Chief Sneed said that this is huge step for the Tribe in both a short-term and long-term perspective. He said that he is proud of the work that has been demonstrated by the Kituwah, LLC, and that this is the exact type of work that was expected when it was initially formed. He also said that his was thrilled with the support that Tribal Council and Executive have shown together towards projects like this.  

“The reality is everybody who has ever run for office in the last 25 years has said the same thing, ‘we need economic diversification’. And, it is this Council and the Council before it that approved the Kituwah, LLC…they approved the ordinance to create the LLC and then funded it. Then, this seated Council here has given them the seed money need to make projects like this happen,” said Chief Sneed.  

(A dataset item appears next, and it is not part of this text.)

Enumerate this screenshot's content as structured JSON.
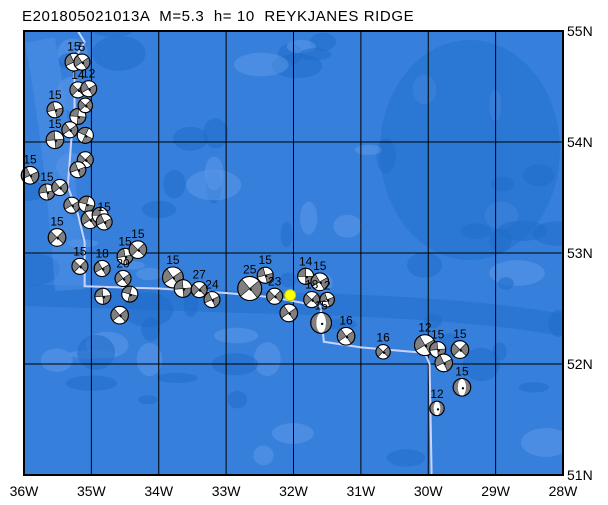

The idea presented by both the Tribe and Sevier County was that this will be a project that continues to grow in scale, and more offerings will arise with time and increased revenue.  

“Most important, what needs to happen, is our people need to understand economic development like this, this is just phase one. We need more of this. Because of the simple fact that the monopoly we’ve enjoyed in gaming the last 23 years, it’s going away. That’s a reality. Decisions we make now, or the decisions we don’t make now will determine what our new economic reality will be three years from now, five years from now, and beyond,” said Chief Sneed.